Лекс чувствовал себя на своём посту всё более уверенно. На прошедших недавно муниципальных выборах он был избран бургомистром и теперь мог действовать, опираясь не только на поддержку коменданта, но и на голоса большинства жителей города.

– Очень хорошо, что ты пришёл, – приветствовал он Дальгова. – У меня к тебе много дел.

– А у меня к тебе только одно, – в тон ему ответил Дальгов.

– Какое?

– Ты мне не можешь сказать, когда пустят часы на башне?

Лекс Михаэлис рассмеялся.

– Наконец-то я понял, в чём дело! – весело сказал он. – Поверишь ли, я каждый день смотрю на ратушу и всё думаю: чего же в ней не хватает? Правильно! Надо опять ввести должность часовщика. Ну, это я быстро проведу через магистрат. А как будет хорошо, когда часы снова прозвучат на весь город: бамм, бамм! Такие мелочи создают ощущение порядка.

И Лекс Михаэлис снова рассмеялся, довольный открытием Макса.

– Ну, часы часами, а что нового? – спросил Дальгов.

– Есть интересная новость. Завтра фрау Соколова познакомит артистов с советской пьесой. Зигфрид Горн, наш заведующий отделом культуры, соберёт людей. Фрау капитан готова помочь театру. Это очень хорошо, что у нас будет новый репертуар! Народ хочет побольше узнать о Советском Союзе.

На Макса Дальгова нахлынули давние воспоминания. Вот он, совсем юноша, выходит впервые на сцену городского театра города Дорнау. В его роли нет слов, но перед ним публика, заполнившая тёмный зал, и он волнуется, волнуется за всех: за себя, за артистов, которые уже произносят первые реплики, за режиссёра, – и душа его полна восторга.

А потом гастроли рейнгардтовцев, и знакомство с Эдит Гартман, и пылкая, немного наивная юношеская влюблённость. Затем памятная встреча, когда он просил Эдит стать его женой. Навсегда запомнилась её смущённая улыбка:

– Разве ты не знаешь, Макс? Ведь я уже около года замужем…

А потом судьба и события в Европе надолго разлучили их. С тех пор много воды утекло. Оба они немало пережили за это время. Как-то они теперь встретятся? Конечно, ни о какой влюблённости сейчас уже не может быть и речи. А всё-таки сердце бьётся немного тревожнее, когда он думает об Эдит. И почему он всё не решается её навестить?

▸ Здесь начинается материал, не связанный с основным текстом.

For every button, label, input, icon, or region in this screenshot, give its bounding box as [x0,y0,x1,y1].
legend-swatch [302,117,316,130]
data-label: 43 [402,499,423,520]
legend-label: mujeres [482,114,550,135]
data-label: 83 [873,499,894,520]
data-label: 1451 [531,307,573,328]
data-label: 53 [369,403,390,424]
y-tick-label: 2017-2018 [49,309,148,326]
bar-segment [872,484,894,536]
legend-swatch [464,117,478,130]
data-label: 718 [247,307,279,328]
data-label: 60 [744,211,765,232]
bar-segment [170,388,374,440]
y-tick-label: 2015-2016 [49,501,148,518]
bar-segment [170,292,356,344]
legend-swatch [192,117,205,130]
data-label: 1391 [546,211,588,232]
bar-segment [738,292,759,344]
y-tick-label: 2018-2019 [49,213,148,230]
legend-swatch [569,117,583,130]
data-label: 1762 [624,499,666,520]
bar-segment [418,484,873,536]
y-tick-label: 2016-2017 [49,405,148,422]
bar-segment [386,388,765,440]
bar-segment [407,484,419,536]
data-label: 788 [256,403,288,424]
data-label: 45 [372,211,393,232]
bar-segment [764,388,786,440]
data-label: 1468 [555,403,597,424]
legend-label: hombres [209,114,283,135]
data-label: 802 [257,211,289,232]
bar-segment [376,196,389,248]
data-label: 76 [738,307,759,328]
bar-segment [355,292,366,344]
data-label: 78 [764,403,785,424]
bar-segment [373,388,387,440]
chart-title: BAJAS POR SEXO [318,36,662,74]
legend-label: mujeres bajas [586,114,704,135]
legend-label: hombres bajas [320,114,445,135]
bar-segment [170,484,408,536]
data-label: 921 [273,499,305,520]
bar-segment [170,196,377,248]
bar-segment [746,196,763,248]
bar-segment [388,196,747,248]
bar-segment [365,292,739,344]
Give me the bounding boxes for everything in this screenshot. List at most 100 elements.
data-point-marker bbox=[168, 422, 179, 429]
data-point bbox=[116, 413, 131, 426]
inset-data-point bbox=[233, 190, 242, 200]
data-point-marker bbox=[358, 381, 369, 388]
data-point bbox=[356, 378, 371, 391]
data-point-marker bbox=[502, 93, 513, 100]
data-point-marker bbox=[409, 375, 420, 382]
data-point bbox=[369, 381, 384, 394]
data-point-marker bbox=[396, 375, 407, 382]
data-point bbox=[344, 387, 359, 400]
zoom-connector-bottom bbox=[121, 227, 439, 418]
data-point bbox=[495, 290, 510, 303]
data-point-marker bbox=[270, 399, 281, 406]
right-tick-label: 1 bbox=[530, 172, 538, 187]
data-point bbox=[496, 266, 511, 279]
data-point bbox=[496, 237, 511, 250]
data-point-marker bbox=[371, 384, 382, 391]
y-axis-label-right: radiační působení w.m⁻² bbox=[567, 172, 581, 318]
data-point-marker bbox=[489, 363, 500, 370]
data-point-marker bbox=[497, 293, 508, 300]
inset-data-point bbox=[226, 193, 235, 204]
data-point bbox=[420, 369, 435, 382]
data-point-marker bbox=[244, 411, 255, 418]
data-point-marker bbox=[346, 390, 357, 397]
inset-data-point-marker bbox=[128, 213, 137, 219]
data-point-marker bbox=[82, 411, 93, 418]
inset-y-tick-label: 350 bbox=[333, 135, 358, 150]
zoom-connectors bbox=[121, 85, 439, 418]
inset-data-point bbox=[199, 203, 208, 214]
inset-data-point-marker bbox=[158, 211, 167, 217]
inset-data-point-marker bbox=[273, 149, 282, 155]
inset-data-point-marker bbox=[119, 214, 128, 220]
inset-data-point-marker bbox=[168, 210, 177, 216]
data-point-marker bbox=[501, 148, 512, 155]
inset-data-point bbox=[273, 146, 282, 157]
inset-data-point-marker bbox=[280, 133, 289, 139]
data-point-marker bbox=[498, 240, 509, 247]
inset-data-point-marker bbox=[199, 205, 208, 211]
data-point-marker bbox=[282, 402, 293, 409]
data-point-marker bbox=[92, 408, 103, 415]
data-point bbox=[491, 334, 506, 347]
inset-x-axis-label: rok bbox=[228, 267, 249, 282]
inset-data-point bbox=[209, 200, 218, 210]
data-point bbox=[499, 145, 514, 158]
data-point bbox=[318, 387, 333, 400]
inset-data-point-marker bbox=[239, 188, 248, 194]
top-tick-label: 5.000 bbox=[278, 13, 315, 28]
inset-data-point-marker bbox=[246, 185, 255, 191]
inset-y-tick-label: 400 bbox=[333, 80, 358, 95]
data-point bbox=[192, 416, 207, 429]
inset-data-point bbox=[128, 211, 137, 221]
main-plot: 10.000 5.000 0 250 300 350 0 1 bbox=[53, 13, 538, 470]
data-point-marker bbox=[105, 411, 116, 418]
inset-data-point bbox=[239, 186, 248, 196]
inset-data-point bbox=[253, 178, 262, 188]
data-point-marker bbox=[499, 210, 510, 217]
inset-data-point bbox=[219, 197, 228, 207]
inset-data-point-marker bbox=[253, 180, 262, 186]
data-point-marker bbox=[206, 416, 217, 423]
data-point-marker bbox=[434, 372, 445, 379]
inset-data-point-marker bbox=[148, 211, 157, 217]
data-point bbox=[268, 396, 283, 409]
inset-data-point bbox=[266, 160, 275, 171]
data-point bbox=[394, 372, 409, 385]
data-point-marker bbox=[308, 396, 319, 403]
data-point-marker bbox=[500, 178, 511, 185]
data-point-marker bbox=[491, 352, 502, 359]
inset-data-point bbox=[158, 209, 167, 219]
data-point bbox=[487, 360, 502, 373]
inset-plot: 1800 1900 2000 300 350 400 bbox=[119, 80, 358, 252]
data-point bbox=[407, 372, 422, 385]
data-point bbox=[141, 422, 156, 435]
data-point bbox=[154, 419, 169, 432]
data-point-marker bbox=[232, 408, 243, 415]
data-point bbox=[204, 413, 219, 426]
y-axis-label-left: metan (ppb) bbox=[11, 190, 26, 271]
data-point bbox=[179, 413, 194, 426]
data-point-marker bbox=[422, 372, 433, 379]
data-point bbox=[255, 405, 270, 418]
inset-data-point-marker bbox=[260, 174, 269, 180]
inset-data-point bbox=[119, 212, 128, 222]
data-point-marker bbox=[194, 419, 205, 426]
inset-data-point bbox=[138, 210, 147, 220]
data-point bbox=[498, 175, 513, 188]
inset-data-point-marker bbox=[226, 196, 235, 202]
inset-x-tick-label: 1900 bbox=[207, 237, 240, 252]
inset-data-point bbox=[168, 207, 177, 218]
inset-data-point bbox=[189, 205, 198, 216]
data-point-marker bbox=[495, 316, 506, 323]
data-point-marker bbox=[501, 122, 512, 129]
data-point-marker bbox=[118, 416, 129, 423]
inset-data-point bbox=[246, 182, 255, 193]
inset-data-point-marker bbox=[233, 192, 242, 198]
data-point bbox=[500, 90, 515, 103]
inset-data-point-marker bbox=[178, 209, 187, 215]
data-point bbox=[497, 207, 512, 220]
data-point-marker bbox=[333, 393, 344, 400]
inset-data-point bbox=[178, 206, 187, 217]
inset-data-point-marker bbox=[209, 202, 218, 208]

– Что с тобой, Макс? – удивился Михаэлис. – Ты так задумался, будто решаешь самую важную проблему своей жизни.

Дальгов встрепенулся.

– Нет, ничего особенного, – сказал он. – Просто многое, очень многое вспомнилось, когда ты упомянул о театре. А где муж Эдит Гартман? – вне всякой последовательности спросил он.

– Муж её погиб на восточном фронте. Ты знал его?

– Да. Немного знал, – ответил Дальгов. – А скажи, пожалуйста, в котором часу завтра фрау капитан встретится с артистами?

– Точно не могу сказать. Сейчас спросим у Горна.

Заведующий отделом культуры немного растерялся, узнав, что руководитель городской организации СЕПГ интересуется завтрашним мероприятием, и обещал немедленно представить исчерпывающую информацию.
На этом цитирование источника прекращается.